I used a Kagan Structure (Rally Coach).  My students learn the rules and roles for this mini-activity at the beginning of the school year, so it is a classroom routine.  The instructions are in the slide show.

As students are working, circulate around the classroom.  Common problems to look for:

• Students may not use correct notation.

Have students practice solving special right triangles (15 minutes).   The practice activity is intended to be completed using individual white boards.  The problem set (found in the slide show)  is displayed using the document projector.  Problems are presented in pairs, allowing students to work at different speeds.  Students may choose to complete either the problem on the left or the problem on the right.  Ask students to write the number of the problem they completed.   Insist that students show their work, both to help you make corrections when necessary and so that they can explain their thinking to teammates who may need their help.  Students hold their whiteboards in the air when they are finished with a problem so that you can check it.  If students are working fast, they should complete both problems in each pair, but all students should concentrate on answering one problem of each pair correctly first.

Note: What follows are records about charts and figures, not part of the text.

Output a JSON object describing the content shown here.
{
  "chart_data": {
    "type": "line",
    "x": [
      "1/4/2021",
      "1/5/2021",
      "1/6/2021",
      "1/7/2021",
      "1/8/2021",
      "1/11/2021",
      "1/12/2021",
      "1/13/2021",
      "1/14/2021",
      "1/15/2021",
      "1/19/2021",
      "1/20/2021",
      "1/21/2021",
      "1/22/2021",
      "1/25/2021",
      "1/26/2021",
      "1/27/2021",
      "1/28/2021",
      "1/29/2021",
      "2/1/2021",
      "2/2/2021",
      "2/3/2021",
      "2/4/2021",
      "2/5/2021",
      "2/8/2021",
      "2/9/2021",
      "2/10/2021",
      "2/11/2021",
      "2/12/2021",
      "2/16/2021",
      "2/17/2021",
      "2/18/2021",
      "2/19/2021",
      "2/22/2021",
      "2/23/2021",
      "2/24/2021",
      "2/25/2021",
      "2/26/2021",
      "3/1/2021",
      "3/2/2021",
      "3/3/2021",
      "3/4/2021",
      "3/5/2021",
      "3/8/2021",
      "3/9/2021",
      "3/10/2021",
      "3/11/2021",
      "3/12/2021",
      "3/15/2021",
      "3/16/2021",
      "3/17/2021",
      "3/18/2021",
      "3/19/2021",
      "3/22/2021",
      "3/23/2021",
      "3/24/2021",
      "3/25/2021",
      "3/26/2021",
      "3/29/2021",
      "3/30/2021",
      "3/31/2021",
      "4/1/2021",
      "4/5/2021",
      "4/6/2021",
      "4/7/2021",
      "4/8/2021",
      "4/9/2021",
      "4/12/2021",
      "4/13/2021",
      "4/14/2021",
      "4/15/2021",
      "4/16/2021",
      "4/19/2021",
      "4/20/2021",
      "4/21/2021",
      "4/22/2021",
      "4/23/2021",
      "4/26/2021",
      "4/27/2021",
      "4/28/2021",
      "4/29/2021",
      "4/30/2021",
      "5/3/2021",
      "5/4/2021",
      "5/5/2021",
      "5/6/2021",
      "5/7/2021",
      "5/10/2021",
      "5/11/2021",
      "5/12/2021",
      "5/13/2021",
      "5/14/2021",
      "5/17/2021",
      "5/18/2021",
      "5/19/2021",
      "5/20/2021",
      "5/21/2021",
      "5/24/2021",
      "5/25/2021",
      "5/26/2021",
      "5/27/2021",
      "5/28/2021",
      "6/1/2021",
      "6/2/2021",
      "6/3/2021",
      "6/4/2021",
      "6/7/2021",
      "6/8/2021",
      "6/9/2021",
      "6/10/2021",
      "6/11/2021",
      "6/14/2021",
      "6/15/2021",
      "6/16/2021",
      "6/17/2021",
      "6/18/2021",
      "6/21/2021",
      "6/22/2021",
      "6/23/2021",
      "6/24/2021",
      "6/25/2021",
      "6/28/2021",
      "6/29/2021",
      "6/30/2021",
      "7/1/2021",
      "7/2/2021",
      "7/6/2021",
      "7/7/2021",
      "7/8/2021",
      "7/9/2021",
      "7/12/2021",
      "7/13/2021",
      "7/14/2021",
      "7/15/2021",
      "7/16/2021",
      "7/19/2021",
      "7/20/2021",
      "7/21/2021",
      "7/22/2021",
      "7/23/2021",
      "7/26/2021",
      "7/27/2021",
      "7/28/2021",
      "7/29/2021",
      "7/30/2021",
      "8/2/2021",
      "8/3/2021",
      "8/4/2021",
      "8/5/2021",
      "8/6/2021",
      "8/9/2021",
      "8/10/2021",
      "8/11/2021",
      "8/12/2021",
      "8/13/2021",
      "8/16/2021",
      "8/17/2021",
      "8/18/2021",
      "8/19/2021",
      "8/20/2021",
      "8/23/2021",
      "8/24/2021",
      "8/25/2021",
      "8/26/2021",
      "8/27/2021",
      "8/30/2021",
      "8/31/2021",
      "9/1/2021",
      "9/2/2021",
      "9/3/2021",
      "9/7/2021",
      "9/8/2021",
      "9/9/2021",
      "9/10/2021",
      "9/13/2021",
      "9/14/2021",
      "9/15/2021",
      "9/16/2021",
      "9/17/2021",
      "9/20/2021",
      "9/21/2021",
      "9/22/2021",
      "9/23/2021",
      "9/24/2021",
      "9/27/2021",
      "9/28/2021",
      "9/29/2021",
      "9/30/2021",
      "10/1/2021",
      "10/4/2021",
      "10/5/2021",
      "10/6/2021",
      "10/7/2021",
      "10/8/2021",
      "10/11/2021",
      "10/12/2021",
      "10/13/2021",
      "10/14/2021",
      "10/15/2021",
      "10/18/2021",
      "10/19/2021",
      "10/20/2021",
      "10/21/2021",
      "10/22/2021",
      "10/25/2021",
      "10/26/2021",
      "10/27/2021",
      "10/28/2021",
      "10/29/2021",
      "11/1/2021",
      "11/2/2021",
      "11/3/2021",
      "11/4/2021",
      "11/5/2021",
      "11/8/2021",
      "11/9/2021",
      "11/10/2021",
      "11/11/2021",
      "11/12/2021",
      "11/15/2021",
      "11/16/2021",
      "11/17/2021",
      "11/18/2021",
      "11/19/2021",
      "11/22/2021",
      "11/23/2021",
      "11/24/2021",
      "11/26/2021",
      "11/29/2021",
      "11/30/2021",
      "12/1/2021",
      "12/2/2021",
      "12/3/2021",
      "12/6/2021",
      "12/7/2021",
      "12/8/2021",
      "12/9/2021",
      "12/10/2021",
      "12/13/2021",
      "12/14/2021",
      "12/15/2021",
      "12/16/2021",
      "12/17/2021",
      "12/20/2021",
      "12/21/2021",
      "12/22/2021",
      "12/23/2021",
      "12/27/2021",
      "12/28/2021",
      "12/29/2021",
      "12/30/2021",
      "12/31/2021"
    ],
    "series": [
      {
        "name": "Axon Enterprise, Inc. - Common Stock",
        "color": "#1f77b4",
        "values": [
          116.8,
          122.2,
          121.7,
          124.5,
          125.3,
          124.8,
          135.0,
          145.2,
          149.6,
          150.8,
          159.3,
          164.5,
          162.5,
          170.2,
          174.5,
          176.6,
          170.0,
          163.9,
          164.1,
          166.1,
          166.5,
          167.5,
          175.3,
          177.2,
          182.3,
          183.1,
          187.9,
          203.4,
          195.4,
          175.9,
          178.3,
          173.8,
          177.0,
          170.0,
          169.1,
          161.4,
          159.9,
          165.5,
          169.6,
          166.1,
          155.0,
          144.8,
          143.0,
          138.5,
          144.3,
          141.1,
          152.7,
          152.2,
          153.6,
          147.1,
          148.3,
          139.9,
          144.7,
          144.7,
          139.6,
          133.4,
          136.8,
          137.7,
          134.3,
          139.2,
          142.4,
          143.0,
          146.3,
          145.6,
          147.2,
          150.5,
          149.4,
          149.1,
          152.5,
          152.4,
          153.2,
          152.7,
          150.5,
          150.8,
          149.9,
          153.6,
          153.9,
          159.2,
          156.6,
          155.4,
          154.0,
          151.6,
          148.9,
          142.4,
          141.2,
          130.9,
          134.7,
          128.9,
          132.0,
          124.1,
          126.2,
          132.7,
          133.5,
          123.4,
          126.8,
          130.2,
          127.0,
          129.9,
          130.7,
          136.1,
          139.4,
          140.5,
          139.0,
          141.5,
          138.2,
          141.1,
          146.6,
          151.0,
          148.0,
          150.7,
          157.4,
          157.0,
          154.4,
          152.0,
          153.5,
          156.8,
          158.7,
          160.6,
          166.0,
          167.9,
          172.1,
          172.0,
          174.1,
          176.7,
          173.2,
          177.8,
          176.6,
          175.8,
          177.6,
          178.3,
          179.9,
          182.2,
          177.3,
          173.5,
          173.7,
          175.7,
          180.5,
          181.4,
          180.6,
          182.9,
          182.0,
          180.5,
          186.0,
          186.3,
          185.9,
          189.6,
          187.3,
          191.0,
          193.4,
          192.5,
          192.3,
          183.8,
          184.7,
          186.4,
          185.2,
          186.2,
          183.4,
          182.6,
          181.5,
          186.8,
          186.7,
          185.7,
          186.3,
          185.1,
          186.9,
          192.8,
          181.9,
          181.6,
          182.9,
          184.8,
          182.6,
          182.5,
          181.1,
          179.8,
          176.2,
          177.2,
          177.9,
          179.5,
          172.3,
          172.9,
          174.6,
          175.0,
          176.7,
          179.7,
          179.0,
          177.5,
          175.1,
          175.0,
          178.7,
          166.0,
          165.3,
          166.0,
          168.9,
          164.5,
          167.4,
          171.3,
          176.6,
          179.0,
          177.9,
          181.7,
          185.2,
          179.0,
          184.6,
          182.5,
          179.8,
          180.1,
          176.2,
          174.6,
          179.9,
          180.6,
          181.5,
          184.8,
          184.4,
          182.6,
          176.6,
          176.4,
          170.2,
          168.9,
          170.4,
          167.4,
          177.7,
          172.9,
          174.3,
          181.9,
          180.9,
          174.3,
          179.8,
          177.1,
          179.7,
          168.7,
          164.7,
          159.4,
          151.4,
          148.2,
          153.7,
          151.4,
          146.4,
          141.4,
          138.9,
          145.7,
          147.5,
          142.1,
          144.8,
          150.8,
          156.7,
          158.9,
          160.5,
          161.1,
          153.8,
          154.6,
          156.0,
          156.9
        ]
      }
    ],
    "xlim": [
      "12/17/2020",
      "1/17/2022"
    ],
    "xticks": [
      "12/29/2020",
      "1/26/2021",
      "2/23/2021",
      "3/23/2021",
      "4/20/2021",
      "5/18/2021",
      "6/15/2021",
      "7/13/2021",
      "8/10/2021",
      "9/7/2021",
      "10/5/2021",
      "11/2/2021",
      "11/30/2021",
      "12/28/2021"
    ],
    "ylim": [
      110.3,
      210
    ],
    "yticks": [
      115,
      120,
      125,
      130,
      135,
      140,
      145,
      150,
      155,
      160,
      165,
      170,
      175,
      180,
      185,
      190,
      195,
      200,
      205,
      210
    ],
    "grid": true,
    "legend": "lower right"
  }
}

As students are working, circulate around the classroom.  Common problems to look for:

• Students who are confused may erase their work before you have time to come around and check it.  Ask those students to concentrate on working a single problem to completion and not to be concerned with how fast others are working.  Stay with a student if necessary, to give them support and ensure that they have success.

## Lesson Close

5 minutes

Have students reflect on the lesson in pairs and teams (5 minutes).  Students share in pairs, then in teams.  Teams report out by listing three important things they learned on the white board.

I used a Kagan Structure (Timed Pairs Share), with a few modifications.  The instructions are in the slide show.